Bientôt à l’affiche du prochain film de John Turturro, “The Jesus Rolls” – reboot déjanté de “The Big Lebowski” et des “Valseuses” –, l’actrice injustement méconnue en Europe est l’une des plus grandes figures du cinéma d’Amérique du Sud. Depuis ses débuts dans le cinéma contestataire du pouvoir brésilien, jusqu’à “Aquarius” de Kleber Mendonça Filho, en passant par “Sex and the City”, Clint Eastwood ou encore J.J. Abrams, Sonia Braga connaît une destinée exceptionnelle. Retour sur la carrière extraordinairement éclectique de la muse du cinéma brésilien.

Sonia Braga dans “Aquarius” de Kleber Mendonça Filho (2016).

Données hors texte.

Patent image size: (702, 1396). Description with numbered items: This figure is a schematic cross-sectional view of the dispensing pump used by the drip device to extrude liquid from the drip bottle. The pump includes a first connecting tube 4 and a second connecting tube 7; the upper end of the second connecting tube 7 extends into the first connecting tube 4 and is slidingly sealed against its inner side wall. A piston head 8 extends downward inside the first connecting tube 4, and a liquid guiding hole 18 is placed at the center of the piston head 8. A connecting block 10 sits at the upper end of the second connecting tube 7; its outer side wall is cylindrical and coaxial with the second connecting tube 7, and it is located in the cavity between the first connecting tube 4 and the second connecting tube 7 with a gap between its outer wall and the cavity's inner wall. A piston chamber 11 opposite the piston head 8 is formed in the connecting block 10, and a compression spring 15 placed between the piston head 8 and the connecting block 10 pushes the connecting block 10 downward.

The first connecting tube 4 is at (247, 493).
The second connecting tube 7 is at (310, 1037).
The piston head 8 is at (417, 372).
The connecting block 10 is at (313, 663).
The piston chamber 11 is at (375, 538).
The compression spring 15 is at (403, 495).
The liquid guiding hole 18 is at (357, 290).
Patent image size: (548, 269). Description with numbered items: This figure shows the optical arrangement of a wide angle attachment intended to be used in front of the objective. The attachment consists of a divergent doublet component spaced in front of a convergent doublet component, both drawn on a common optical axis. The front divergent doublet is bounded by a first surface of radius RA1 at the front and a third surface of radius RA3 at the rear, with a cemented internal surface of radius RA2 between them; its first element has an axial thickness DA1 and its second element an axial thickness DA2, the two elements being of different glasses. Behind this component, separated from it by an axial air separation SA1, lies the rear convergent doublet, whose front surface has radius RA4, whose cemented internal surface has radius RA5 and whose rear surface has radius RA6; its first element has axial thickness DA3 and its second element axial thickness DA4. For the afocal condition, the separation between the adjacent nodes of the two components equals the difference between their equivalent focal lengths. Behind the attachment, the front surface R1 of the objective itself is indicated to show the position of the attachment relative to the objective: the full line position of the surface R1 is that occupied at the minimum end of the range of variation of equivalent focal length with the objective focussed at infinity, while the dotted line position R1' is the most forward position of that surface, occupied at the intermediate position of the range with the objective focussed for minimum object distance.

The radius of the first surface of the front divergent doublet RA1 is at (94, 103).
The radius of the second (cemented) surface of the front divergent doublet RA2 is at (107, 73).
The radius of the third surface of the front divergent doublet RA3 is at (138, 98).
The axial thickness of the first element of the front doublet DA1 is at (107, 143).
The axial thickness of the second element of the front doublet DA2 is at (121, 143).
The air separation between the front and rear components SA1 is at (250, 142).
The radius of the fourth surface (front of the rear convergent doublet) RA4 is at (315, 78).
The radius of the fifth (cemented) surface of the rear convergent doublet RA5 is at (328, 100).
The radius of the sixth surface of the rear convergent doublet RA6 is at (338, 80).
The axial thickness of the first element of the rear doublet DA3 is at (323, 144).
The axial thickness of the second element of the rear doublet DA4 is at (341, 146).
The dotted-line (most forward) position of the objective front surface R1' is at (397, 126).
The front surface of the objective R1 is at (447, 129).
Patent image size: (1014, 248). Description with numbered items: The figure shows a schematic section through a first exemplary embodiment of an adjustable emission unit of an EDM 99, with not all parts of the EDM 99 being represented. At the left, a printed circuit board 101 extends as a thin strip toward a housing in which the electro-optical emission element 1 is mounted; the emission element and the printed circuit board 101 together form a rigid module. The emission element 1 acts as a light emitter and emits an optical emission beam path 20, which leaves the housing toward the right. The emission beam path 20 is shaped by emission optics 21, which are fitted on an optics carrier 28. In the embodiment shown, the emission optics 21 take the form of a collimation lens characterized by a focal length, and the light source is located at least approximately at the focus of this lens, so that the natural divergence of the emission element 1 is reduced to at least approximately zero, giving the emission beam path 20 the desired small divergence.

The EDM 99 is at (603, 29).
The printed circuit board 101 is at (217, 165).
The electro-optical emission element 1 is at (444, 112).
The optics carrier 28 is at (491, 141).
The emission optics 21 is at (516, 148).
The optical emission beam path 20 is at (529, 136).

En 2019 sortait Bacurau de Kleber Mendonça Fihlo et Juliano DornellesUne fable futuriste ancrée dans un petit village imaginaire dans le Nordeste du Brésil. Après une longue première séquence où les habitants enterrent leur doyenne, Sonia Braga surgit chancelante au milieu de la foule. Ivre, elle insulte la mémoire de la défunte et demande à la volée :“Est-ce que pour moi aussi vous ferez autant de cérémonie” ? Comme si le personnage savait que la terre l’appelait, elle aussi. Alors que l’actrice vient de fêter ses 70 ans, ce cri désespéré contraste furieusement avec sa carrière.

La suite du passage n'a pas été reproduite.